Iggy and the Stooges: Escaped Maniacs

Iggy and the Stooges: Escaped Maniacs

Iggy and the Stooges: Escaped Maniacs

MVD Visual

Iggy and the Stooges: Escaped Maniacs

With the economy in a recession and your entertainment dollar being stretched thinner and thinner, you might be thinking, “Do I really need a 2005 Stooges concert filmed in Belgium? I mean 2005? Belgium? Really?”

The correct answer is yes. Yes, you need this.

The concert is as good as you would expect. The Stooges circa 2005 sound pretty much like the Stooges of 1970, and are playing to an appreciative audience. The band plays most of “Fun House” and the first album along with a few newer cuts. Watching Ron Asheton standing resolutely in place looking like he’s concentrating intently as the riffs to “T.V. Eye” or “1970” roar out while Mike Watt looks pleased to be on stage, bouncing and popping the bass face is thrilling stuff. Iggy is Iggy. From opening song “Loose,” he’s humping the stage, running, slithering, jumping, and losing his pants. At one point he invites the crowd on stage, and watching the young ‘uns slowly lose steam during the song as Iggy continues his supercharged pace is really something to behold.

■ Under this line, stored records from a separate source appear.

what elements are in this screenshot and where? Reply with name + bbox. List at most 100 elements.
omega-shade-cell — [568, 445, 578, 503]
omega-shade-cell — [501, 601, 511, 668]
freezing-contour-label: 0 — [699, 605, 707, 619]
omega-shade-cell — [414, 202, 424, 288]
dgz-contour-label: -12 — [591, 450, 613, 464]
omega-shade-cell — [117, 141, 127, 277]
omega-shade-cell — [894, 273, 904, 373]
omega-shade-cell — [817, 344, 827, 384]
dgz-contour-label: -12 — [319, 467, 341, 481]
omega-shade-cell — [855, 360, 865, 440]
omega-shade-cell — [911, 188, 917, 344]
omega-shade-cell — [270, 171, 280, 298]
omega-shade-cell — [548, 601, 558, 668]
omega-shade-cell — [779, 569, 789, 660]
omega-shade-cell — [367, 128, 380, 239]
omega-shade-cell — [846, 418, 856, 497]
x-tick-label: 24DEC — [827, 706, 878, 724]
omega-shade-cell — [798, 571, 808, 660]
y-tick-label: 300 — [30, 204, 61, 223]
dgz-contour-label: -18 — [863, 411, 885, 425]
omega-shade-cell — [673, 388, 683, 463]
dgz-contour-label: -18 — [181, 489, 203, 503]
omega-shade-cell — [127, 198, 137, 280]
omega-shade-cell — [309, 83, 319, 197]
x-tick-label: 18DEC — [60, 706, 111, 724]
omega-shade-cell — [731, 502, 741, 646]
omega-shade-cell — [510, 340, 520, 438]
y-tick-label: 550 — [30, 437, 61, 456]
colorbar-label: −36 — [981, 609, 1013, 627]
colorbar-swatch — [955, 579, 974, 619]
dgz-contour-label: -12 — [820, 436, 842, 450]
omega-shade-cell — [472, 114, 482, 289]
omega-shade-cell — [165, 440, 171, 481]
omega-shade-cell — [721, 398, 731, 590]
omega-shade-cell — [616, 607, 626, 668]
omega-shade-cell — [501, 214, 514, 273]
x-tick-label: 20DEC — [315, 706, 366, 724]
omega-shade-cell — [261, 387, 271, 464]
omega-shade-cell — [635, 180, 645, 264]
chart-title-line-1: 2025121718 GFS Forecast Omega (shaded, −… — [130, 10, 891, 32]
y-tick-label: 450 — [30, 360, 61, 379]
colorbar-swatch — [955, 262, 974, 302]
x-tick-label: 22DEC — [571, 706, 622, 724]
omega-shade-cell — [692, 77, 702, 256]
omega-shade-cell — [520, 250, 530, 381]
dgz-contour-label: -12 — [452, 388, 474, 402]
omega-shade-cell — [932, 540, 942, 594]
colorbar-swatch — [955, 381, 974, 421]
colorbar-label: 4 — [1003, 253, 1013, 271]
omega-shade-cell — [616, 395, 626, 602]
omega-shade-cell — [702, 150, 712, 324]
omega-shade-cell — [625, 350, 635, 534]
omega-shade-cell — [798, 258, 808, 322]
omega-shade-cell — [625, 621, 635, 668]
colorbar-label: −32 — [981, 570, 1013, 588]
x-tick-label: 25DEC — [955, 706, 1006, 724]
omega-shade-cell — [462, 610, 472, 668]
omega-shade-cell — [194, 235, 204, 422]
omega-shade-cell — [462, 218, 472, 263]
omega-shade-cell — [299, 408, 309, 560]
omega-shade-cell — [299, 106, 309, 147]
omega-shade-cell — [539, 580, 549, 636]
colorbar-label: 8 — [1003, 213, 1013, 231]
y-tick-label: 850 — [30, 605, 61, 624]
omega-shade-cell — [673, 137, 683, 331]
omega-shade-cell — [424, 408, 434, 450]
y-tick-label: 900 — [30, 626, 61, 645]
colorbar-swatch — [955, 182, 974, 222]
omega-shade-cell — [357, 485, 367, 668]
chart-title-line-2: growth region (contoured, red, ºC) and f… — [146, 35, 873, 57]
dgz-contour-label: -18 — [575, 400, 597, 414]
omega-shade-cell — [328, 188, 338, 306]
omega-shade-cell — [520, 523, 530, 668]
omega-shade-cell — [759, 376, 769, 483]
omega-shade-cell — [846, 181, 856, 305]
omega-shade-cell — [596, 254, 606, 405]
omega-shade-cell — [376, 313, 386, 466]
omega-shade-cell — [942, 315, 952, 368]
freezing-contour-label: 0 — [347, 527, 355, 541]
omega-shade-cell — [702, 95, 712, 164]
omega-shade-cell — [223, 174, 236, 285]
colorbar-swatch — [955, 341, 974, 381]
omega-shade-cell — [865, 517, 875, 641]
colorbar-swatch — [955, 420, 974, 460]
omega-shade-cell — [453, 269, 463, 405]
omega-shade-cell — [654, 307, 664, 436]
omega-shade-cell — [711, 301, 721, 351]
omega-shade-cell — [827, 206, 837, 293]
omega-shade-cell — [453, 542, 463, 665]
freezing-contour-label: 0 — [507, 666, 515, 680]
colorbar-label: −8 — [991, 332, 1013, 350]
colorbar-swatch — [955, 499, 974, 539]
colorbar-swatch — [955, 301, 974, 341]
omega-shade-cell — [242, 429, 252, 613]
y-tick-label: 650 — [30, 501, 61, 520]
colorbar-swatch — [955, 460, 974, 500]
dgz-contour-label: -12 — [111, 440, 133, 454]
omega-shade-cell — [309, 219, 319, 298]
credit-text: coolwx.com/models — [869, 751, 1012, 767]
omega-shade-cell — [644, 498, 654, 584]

Escaped Maniacs really shines in the extra disc and bonus features. Most of the band is interviewed in Miami 2006 by a nervous and awed interviewer. While it would have been interesting to see interviews with original saxophone player Steve McKay or Mike Watt, Iggy’s fitness tips (“I do Chinese shit about 40 minutes every day”) are worth it.

Esther Friedman, former Iggy girlfriend and photographer also gets an interview segment. While the interview is fairly interesting, it took a while before she was identified, so for about 10 minutes or so the viewer is in the dark as to who this woman is and what her relationship to the Stooges is.

The real find on the DVD set is a 60-minute Iggy Pop retrospective which manages to compile just about every Iggy talk show appearance as well as live performance clips from the ’70s up to the current day. The clips are anchored by two lengthy interviews, one from 1986 and another from more recent, shirt-avoiding days. Watching Iggy turn the charm on Dinah Shore or seeing clips of “Funtime” with David Bowie on keyboards and backup vocals are almost enough to excuse the overuse of weird colorizing and video effects on the feature.

Escaped Maniacs is quite a rarity among music DVDs, one in which the extra features are just as exciting as the main event and should be purchased by every man, woman, and child in this great nation.